Fig. 1: Scans were curated and reconstructed using an in-house pipeline that saved raw k-space data, and ground truth segmentations generated by (a) training a 3D V-Net and 2D UNet to segment cartilage and bone, respectively, and postprocessing with morphological opening and connected components; (b) inferring models on potential cases and using radiologist assessments of segmentation quality to select volumes for inclusion in K2S (300 training, 50 test). The challenge timeline is shown in (c), as teams were tasked with segmenting bone and cartilage from 8X undersampled k-space.

Fig. 2: Reconstruction metrics and dice similarity coefficient (DSC) calculated for the top 4 submissions in the test set, all displayed mean ± 1 standard deviation (n=50), with top metrics bolded for all. Importantly, strong reconstruction performance was not the challenge objective, but the approach with the best segmentation performance also had by far the poorer reconstruction metrics, showing strong reconstruction not to be a prerequisite for strong segmentation.
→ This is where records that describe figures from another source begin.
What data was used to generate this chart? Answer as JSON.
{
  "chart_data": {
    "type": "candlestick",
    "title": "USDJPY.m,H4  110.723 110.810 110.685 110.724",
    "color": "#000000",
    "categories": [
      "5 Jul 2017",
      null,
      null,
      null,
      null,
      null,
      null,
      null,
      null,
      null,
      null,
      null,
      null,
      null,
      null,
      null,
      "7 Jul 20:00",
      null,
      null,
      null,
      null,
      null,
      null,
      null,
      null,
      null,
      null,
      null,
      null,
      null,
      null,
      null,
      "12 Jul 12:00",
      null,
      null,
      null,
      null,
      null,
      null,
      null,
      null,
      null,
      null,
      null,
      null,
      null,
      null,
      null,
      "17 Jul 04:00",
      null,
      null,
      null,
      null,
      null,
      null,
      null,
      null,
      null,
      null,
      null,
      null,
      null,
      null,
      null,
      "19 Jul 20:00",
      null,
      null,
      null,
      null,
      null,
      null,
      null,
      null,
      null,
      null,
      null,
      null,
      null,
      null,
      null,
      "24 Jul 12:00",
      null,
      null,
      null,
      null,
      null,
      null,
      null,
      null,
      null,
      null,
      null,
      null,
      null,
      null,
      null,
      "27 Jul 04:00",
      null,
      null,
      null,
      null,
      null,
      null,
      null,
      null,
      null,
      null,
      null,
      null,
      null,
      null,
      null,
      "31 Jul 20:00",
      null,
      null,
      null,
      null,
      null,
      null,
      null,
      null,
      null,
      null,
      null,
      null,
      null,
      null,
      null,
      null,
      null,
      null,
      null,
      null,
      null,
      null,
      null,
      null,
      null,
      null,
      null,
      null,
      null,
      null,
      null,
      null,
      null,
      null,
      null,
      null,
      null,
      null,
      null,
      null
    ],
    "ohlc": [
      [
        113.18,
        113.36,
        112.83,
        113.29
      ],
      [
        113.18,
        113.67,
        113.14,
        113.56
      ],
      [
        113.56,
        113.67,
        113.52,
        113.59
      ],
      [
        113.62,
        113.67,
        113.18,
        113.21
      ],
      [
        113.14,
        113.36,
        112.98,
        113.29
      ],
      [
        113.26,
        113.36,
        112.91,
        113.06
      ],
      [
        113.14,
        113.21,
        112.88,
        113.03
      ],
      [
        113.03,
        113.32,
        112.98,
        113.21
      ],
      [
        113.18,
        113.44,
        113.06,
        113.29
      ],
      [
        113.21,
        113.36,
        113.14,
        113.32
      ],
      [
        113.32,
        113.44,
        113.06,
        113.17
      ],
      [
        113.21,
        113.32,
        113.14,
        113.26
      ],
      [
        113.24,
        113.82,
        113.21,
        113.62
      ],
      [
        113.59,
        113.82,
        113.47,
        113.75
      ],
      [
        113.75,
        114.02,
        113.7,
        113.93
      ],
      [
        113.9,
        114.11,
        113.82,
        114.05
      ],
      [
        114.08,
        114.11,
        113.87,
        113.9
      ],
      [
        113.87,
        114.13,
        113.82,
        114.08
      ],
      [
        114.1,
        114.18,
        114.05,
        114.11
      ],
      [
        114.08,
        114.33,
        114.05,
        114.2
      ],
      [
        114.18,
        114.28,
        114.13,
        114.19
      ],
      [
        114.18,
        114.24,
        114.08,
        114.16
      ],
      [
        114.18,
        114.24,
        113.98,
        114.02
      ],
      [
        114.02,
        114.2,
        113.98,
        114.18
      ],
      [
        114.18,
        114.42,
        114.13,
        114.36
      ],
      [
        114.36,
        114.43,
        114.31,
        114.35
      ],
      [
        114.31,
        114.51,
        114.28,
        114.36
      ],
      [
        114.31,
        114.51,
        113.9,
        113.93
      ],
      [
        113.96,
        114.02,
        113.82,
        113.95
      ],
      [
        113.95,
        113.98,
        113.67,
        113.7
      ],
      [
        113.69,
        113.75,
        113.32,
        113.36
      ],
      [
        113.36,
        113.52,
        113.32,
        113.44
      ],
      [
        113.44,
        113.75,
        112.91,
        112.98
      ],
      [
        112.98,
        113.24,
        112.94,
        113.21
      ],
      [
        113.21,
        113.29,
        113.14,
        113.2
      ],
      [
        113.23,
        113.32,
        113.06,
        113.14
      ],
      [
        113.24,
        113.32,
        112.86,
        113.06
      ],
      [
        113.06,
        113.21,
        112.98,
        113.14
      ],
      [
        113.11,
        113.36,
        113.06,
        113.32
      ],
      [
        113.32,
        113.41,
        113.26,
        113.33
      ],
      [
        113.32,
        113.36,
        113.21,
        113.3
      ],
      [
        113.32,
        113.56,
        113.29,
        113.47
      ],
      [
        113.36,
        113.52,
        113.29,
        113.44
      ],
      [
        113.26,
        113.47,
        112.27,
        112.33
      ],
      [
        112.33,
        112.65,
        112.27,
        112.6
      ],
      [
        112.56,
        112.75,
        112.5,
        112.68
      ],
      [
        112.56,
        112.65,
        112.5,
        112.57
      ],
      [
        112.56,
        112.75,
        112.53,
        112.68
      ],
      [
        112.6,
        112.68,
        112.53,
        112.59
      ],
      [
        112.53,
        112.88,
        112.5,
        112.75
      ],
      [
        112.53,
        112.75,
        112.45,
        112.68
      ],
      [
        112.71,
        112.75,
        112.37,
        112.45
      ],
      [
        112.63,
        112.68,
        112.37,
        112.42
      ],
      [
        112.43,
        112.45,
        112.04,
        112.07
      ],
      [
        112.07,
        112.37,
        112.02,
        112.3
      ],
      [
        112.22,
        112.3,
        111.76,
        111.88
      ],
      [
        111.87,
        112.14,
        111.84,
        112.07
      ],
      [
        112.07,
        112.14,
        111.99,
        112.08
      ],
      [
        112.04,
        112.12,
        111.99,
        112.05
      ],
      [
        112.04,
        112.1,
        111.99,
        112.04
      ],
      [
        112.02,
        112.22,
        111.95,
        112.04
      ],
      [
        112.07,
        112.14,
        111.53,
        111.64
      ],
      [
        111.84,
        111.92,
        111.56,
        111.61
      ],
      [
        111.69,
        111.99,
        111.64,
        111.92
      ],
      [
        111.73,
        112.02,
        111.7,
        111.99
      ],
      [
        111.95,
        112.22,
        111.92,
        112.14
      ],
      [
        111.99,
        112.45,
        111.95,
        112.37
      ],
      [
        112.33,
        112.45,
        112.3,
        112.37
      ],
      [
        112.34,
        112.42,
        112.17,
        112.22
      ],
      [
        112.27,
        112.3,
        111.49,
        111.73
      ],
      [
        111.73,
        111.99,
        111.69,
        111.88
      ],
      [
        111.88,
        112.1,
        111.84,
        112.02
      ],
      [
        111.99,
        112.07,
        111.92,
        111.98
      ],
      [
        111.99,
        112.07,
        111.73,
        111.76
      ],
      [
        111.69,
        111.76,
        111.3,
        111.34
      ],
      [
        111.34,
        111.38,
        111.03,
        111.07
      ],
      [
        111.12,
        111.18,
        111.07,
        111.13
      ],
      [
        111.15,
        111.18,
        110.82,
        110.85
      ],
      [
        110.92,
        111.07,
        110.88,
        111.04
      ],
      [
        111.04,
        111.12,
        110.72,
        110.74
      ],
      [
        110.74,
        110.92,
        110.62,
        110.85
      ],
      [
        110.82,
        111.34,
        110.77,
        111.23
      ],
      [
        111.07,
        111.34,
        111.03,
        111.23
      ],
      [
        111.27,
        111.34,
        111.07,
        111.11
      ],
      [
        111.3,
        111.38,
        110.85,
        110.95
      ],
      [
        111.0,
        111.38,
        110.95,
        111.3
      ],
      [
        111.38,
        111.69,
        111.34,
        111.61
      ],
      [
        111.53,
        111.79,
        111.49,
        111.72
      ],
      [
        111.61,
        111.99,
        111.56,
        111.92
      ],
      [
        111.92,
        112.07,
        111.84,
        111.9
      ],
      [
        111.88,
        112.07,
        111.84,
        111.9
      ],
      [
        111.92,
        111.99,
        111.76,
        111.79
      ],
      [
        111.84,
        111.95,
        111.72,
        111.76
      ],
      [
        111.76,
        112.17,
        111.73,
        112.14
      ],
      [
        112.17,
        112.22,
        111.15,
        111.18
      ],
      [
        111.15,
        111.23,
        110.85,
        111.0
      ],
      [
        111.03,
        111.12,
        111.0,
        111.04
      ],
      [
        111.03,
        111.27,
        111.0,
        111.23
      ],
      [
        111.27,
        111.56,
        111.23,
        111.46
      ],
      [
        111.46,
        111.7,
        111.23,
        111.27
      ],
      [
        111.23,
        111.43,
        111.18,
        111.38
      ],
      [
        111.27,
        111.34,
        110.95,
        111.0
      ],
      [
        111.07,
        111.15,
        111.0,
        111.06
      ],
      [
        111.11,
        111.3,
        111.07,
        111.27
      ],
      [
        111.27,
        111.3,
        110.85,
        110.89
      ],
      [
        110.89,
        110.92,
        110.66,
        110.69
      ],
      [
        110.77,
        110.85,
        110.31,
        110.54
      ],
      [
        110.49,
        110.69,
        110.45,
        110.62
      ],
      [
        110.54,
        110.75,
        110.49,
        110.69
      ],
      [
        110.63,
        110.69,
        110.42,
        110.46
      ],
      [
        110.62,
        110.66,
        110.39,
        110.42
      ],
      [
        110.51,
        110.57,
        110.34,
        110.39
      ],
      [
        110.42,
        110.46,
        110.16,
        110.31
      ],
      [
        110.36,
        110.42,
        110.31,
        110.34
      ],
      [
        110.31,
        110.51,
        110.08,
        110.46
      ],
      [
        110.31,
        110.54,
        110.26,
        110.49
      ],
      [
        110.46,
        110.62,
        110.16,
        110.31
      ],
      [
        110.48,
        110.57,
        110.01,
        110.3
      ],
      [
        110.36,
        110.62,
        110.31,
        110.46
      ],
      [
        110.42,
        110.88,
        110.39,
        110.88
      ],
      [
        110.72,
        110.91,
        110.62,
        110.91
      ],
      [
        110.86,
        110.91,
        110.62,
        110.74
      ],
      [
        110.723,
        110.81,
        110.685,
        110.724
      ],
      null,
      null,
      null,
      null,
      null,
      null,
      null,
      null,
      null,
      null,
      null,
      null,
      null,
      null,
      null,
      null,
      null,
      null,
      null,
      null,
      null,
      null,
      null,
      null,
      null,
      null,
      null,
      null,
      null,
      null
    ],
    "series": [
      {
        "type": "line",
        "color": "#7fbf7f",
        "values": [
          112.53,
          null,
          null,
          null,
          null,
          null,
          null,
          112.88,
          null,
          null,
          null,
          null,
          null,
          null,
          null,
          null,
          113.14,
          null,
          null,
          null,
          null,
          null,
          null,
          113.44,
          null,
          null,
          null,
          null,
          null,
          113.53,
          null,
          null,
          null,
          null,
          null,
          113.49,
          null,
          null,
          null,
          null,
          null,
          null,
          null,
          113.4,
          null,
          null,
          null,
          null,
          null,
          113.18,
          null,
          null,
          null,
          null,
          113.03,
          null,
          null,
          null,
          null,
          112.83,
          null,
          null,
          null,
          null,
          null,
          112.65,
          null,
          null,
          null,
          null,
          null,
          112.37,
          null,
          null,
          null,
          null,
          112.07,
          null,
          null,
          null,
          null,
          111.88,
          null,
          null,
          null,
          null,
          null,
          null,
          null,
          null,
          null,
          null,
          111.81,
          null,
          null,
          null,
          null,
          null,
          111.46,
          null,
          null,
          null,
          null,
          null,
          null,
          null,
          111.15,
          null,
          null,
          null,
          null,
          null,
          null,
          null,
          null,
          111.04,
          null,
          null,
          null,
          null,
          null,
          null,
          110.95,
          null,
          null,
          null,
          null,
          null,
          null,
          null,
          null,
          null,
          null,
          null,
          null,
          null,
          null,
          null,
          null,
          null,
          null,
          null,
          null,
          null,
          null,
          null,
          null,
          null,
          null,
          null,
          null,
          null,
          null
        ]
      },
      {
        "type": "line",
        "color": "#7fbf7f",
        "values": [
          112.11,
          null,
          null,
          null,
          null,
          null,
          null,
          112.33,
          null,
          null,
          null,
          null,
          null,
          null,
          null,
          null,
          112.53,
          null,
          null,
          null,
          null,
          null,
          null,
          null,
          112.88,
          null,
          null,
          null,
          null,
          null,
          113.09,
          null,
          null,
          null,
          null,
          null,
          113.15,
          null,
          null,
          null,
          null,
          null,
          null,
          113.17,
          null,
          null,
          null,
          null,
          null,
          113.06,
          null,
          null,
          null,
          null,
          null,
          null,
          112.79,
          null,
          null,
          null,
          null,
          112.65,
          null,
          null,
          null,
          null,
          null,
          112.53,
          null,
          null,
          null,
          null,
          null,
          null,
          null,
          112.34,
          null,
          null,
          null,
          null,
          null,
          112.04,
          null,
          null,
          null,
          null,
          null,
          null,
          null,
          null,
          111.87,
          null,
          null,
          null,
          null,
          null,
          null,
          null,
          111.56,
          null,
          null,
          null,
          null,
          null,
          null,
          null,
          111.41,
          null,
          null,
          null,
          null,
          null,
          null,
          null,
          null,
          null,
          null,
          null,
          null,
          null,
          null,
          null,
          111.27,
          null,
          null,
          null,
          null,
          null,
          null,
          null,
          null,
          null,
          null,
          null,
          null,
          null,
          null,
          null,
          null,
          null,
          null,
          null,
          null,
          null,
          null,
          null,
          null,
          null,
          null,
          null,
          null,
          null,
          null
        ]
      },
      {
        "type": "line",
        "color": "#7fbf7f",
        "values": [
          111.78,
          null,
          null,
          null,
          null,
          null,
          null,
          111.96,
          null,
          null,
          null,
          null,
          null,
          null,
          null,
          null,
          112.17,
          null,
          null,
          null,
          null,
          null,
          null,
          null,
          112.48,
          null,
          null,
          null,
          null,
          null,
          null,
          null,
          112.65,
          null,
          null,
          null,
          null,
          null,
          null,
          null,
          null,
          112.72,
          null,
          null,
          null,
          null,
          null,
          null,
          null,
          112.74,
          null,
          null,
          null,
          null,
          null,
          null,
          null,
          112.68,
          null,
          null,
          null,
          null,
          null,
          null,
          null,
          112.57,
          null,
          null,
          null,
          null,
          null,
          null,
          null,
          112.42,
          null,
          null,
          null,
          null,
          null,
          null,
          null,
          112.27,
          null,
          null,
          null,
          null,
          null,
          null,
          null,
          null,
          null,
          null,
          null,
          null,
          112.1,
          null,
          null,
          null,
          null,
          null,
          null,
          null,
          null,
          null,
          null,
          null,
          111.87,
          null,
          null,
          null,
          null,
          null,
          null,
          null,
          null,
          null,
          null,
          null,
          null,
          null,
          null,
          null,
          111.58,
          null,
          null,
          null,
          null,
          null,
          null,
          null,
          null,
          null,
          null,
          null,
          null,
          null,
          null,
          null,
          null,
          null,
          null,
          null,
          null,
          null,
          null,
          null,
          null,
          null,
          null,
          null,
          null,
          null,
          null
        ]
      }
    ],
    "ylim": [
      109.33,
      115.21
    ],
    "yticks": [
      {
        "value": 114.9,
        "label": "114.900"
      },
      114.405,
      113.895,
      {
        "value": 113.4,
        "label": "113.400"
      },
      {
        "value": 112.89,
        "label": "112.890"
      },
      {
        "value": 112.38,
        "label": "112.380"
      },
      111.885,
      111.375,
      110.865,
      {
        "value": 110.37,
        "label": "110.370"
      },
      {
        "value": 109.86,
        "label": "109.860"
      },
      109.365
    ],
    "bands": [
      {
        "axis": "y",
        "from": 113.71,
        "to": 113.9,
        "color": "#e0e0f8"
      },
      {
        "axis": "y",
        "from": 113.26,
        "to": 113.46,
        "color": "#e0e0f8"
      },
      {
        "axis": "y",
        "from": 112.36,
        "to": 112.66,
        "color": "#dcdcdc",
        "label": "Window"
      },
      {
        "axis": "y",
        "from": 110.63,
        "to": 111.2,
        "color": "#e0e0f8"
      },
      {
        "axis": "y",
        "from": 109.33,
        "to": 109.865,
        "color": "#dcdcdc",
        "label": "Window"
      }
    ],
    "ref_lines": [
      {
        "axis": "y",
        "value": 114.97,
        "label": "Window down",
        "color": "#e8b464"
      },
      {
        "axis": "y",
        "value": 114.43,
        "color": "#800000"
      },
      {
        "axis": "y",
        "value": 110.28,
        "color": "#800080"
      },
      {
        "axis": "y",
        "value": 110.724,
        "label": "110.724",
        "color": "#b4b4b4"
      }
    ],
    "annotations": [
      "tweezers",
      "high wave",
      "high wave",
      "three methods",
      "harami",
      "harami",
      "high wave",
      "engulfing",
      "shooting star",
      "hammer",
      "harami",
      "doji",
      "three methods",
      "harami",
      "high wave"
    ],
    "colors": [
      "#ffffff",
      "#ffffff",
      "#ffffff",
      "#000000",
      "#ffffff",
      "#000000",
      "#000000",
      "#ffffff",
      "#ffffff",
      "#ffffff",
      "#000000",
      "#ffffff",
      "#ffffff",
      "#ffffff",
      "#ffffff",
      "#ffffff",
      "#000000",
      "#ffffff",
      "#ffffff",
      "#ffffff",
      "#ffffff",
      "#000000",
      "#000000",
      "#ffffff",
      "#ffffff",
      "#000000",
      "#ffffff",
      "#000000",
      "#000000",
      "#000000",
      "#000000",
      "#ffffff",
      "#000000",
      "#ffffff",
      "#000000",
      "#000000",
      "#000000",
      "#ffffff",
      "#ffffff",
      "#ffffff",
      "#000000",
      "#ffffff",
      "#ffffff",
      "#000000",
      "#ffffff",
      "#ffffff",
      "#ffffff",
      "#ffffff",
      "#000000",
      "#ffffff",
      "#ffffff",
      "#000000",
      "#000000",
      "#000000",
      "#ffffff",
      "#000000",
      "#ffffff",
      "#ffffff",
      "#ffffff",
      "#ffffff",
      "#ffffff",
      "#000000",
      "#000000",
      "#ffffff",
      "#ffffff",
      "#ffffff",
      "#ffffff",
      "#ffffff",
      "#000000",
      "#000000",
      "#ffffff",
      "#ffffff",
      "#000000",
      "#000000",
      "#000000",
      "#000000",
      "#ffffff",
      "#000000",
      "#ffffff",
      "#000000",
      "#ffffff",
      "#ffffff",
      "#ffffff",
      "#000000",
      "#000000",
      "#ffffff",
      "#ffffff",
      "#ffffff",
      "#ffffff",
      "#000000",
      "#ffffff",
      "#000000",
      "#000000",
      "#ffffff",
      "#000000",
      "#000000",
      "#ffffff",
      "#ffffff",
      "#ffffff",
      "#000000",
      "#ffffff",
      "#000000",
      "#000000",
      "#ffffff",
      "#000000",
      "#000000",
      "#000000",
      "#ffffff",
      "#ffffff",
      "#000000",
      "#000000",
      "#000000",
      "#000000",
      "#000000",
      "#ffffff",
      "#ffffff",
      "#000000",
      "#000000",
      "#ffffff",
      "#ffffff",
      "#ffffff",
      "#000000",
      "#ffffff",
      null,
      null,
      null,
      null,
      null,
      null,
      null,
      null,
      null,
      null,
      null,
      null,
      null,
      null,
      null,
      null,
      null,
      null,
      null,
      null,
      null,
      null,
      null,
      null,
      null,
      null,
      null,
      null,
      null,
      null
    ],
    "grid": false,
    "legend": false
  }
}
Fig. 3: Predicted tissue segmentations overlaid on intermediate reconstruction pipeline outputs, along with ground truth, for a sample test set slice. All segmentations for this slice maintained strong fidelity to ground truth. K-nirsh reconstruction output, despite poor reconstruction metrics, perceptually is very sharp and segmentation quality was the strongest, showing the features desired for strong reconstruction may not be the features desired as input for optimal segmentation performance.

Fig. 4: Plots of SSIM and PSNR against weighted DSC, on a per patient basis, for top 4 submissions across the test set (n=50). Plots again show no relation between reconstruction and segmentation metrics, but moreover, within each team Pearson’s r indicates very limited and sometimes negative correlation between reconstruction and segmentation metrics. Reconstruction and segmentation are shown to be fundamentally different tasks.

Fig. 5: Cartilage segmentations were converted into triangulated meshes, with thicknesses calculated for each patient by sampling a cartilage skeletonization. Thickness measurements were highly correlated to ground truth for 3 of the 4 teams, with another 3 of the 4 showing minimal bias and strong fidelity to ground truth. Interestingly, UglyBarnacle showed slightly better correlation in femoral and tibial cartilage despite lower DSCs, demonstrating further potential for task-specific optimization.